Quand elles ont découvert leur adresse principale il y a une vingtaine d’années, le bâtiment était dans un état de décrépitude avancée. « L’escalier n’allait même pas jusqu’au dernier étage », se souvient Karine. Aujourd’hui, elle est décorée dans le style d’un hôtel particulier parisien classique, avec un sol en parquet Versailles, des cheminées en marbre et des panneaux en bois sophistiqués. Elle est devenue un lieu incontournable pour de nombreux décorateurs de renommée mondiale, comme Tony Ingrao, de New-York, et Deborah Walker, qui est basée à Dallas.
« Le clan Glustin incarne l’esprit du marché aux puces. Virginie et Karine sont les vendeuses les plus recherchées de la ville », s’enthousiasme la libanaise Aline Asmar d’Amman, qui compte parmi ses projets la rénovation de l’hôtel parisien de Crillon et du restaurant étoilé au Michelin Le Jules Verne, perché au deuxième étage de la tour Eiffel. Elle explique aller à leur galerie pour y trouver « des pièces de créateurs distinctives avec un esprit et une présence unique ».
Parmi les autres adeptes figure la décoratrice d’intérieur Penny Drue Baird dont l’agence Dessins, LLC comprend des bureaux aussi bien à Manhattan que dans la capitale française. « Ce qui distingue les sœurs Glustin, ce sont leurs meubles uniques en leur genre, l’accent mis sur l’insolite [l’étrange] et la fantaisie pure », déclare-t-elle.
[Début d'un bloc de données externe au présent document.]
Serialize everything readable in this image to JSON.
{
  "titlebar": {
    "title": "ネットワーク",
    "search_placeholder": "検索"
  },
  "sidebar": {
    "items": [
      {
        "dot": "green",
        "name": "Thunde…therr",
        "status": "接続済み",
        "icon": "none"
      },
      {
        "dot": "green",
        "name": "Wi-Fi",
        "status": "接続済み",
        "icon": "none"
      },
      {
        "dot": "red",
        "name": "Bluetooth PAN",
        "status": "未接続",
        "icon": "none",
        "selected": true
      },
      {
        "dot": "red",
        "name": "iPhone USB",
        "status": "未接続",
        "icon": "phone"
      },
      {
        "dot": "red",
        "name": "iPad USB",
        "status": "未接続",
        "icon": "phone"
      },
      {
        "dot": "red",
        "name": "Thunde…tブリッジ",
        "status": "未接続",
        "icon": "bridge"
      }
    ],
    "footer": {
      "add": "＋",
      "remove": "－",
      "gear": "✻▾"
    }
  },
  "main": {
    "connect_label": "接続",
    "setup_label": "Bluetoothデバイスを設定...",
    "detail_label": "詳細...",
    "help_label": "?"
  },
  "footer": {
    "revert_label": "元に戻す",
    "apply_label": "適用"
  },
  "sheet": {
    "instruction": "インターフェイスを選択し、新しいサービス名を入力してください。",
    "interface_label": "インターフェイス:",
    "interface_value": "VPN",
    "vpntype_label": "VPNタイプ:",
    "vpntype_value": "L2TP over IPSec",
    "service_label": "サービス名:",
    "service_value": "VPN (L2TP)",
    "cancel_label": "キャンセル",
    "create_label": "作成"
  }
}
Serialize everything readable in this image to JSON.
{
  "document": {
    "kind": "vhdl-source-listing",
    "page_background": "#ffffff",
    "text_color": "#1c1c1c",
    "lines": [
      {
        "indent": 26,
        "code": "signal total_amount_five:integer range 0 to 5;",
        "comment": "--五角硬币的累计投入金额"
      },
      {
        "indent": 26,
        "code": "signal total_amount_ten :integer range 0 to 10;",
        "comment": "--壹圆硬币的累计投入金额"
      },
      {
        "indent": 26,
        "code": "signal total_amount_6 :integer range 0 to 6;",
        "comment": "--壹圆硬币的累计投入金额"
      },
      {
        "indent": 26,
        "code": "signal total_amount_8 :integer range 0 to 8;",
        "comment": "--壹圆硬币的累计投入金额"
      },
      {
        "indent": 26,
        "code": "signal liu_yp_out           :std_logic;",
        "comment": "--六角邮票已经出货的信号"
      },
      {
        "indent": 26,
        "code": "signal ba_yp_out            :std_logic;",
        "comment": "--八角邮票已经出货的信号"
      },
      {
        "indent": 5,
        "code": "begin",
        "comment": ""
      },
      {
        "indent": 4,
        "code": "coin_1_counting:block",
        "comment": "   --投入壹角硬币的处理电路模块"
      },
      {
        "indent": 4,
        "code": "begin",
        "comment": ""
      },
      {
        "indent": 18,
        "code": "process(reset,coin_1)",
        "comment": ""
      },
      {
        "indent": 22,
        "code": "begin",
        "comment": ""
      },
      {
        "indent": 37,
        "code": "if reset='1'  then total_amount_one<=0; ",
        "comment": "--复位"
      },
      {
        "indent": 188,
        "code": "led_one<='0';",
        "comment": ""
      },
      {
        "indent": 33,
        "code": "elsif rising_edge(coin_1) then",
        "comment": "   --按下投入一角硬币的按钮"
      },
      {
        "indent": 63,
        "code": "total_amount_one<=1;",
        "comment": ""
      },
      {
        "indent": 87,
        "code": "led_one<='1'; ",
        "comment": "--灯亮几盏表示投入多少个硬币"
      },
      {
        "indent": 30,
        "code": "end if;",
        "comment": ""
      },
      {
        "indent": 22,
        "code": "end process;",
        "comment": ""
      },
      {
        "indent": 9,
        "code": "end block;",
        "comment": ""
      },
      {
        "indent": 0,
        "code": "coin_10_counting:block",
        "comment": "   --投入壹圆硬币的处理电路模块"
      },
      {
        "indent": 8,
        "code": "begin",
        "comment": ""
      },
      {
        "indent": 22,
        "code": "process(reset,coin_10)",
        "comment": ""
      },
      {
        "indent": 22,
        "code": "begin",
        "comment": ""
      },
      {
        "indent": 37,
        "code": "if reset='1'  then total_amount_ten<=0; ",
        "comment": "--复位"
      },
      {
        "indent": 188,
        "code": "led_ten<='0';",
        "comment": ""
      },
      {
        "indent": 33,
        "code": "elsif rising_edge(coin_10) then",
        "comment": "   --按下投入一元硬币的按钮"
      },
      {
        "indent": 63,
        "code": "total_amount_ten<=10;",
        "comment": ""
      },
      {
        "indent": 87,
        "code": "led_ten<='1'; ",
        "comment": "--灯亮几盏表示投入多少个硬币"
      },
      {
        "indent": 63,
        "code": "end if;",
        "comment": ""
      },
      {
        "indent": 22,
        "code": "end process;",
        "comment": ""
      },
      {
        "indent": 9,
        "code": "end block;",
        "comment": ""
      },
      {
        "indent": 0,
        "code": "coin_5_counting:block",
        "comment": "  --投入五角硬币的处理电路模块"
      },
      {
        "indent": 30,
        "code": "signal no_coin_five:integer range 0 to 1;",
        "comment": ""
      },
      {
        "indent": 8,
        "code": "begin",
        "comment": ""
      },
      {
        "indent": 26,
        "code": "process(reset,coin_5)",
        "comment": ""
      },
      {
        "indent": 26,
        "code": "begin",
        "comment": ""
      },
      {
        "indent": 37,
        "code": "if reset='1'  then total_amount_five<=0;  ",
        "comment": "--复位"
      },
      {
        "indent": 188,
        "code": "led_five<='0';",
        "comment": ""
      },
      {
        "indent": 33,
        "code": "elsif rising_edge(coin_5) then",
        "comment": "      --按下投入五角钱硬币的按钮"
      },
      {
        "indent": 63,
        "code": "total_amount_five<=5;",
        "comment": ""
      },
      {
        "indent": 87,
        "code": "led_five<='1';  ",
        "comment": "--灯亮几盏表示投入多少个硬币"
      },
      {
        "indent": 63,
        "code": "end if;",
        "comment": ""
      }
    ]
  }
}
Il y a quelques jours, un dimanche, on pouvait voir parmi les objets du rez-de-chaussée de la galerie deux fauteuils en fibre de verre des années 1970 à la forme originale, deux canapés incurvés en chêne conçus dans les années 1960 par Guillerme & Chambron et une crédence fabriquée à partir de béton craquelé, de cristal de roche et de laiton par l’artiste contemporain Erwan Boulloud. L’exposition de la galerie change toutes les semaines, et les sœurs Glustin sont en évolution constante. « Leur goût change tout le temps », explique le décorateur d’intérieur né en Géorgie Irakli Zaria. « On ne sait jamais ce que l’on va trouver. »
Il y a cependant quelques constantes. Concernant les pièces vintage, elles adorent le design des années 1970, ont un penchant pour l’extravagance et le glamour, et préfèrent les trouvailles qui sortent de l’ordinaire plutôt que les pièces signées. « Nous avons toujours fonctionné à l’instinct », déclare Karine. « Nous achetons tout simplement ce qui nous plaît. »
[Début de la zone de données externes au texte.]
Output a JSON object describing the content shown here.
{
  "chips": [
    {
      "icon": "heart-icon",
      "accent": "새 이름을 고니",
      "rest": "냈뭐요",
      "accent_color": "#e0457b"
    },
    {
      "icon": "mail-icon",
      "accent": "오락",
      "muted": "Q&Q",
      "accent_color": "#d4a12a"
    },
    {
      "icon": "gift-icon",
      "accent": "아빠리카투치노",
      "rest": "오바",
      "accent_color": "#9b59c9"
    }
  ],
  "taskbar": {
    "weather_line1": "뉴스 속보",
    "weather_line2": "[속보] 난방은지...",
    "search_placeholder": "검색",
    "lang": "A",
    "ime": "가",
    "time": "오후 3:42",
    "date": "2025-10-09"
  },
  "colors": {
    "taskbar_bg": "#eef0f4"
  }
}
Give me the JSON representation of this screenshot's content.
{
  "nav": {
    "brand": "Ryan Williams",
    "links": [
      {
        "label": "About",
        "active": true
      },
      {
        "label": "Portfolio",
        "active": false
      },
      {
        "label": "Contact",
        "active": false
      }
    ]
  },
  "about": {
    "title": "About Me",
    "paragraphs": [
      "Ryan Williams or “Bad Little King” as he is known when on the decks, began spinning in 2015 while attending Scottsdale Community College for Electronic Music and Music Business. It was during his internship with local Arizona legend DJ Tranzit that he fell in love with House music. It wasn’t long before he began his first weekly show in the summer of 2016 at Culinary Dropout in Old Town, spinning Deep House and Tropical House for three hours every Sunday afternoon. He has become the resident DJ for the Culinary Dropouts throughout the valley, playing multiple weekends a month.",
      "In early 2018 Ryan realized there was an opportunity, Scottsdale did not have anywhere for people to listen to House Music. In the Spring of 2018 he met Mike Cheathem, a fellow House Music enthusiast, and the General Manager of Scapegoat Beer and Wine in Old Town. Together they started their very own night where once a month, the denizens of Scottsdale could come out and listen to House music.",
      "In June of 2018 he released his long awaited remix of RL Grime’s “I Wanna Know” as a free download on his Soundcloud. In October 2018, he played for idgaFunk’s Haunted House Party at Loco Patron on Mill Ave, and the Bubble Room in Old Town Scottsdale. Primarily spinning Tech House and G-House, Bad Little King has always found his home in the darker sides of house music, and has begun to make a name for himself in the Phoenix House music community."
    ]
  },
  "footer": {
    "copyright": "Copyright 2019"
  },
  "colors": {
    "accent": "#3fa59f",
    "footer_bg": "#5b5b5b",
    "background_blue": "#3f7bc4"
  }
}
Les deux sœurs proposent aussi une collection de leurs propres créations, en édition limitée, ainsi que des articles qu’elles conçoivent spécialement pour la galerie en collaboration avec des artistes dont le travail se caractérise par un grand savoir-faire, comme Erwan Boulloud et GEOFFROY NICOLET. « Erwan Boulloud fabrique des meubles à la manière des ébénistes du XVIIIe siècle », précise Virginie. Erwan Boulloud, pour sa part, admet que les Glustin ont bouleversé sa carrière. « Elles me poussent sans cesse à trouver de nouvelles idées », déclare-t-il.
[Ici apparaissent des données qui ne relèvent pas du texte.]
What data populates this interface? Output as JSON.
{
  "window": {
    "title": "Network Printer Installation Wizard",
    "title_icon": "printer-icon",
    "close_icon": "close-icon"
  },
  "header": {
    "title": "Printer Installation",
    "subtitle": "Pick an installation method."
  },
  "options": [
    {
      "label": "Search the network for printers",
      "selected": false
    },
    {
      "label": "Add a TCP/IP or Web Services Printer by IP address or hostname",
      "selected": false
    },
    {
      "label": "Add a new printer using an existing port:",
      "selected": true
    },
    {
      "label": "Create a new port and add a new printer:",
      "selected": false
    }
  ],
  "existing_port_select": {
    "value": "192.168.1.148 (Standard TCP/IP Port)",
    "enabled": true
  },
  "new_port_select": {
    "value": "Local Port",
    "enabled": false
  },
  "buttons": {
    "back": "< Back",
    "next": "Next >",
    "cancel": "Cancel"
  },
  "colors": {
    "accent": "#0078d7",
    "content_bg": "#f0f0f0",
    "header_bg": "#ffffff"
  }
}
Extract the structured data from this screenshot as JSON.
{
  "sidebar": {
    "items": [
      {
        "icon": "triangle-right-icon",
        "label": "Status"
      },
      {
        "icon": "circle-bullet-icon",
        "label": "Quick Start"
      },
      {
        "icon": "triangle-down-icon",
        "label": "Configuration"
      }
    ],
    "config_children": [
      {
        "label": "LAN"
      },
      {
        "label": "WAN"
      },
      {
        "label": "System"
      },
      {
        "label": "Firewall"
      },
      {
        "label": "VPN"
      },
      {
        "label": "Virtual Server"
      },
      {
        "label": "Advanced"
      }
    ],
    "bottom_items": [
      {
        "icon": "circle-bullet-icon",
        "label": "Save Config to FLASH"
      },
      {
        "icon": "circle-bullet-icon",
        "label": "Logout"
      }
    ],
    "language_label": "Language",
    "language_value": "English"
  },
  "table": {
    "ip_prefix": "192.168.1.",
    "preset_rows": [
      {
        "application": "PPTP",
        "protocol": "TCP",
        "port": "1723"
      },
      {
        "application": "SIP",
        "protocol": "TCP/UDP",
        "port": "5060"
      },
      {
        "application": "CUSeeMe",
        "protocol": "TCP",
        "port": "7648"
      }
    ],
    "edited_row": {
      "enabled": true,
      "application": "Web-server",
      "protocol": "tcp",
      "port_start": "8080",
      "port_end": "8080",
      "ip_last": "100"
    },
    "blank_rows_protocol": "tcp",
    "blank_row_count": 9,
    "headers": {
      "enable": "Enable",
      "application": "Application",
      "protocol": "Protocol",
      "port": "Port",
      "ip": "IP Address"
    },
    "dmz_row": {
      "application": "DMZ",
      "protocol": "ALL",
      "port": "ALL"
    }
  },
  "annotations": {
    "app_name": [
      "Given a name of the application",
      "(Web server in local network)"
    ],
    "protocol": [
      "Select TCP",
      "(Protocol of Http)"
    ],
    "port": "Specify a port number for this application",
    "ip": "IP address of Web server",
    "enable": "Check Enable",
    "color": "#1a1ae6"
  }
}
Le goût des deux sœurs pour le savoir-faire traditionnel vient de leur grand-père paternel, un menuisier au travail soigné qui a restauré des pièces anciennes et créé lui-même des meubles de rangement. Il avait ouvert un stand aux Puces au début des années 1960 et a été rapidement rejoint par son fils Serge, qui s’est occupé pendant des décennies des ventes depuis l’annexe de sa maison tout en gérant aussi sa propre boutique au cœur du marché aux puces de Vernaison. « Le monde de notre enfance était assez magique », se souvient Virginie. « Mon souvenir le plus marquant remonte à l’atelier de mon grand-père, qui sentait le vernis et la cire. »
« Le marché aux puces était complètement différent à cette époque », se remémore Karine, avec une pointe de nostalgie. « Il était bien plus vétuste. Les stands n’étaient pas protégés des intempéries et il n’y avait pas de chauffage. En hiver, on avait les pieds gelés. »
Malgré ces difficultés physiques, aucune des deux sœurs n’a envisagé une autre voie professionnelle. Il y a deux décennies, alors qu’elles avaient une vingtaine d’années, elles se sont toutes les deux établies aux Puces pour rejoindre leur père afin d’ouvrir leur galerie actuelle.
Au départ, l’espace était spécialisé dans les antiquités des XVIIIe et XIXe siècles. « Nous adorons la qualité de cette époque, et nous aimons beaucoup les dorures, le bronze et la marqueterie », explique Karine. Mais elles ont suivi l’évolution des goûts. Il y a huit ans, elles ont commencé à se focaliser presque exclusivement sur les arts décoratifs du XXe siècle. « Nous n’y connaissions pas grand-chose au début », avoue Karine. « Nous avons tout simplement voulu proposer quelque chose d’un peu différent. »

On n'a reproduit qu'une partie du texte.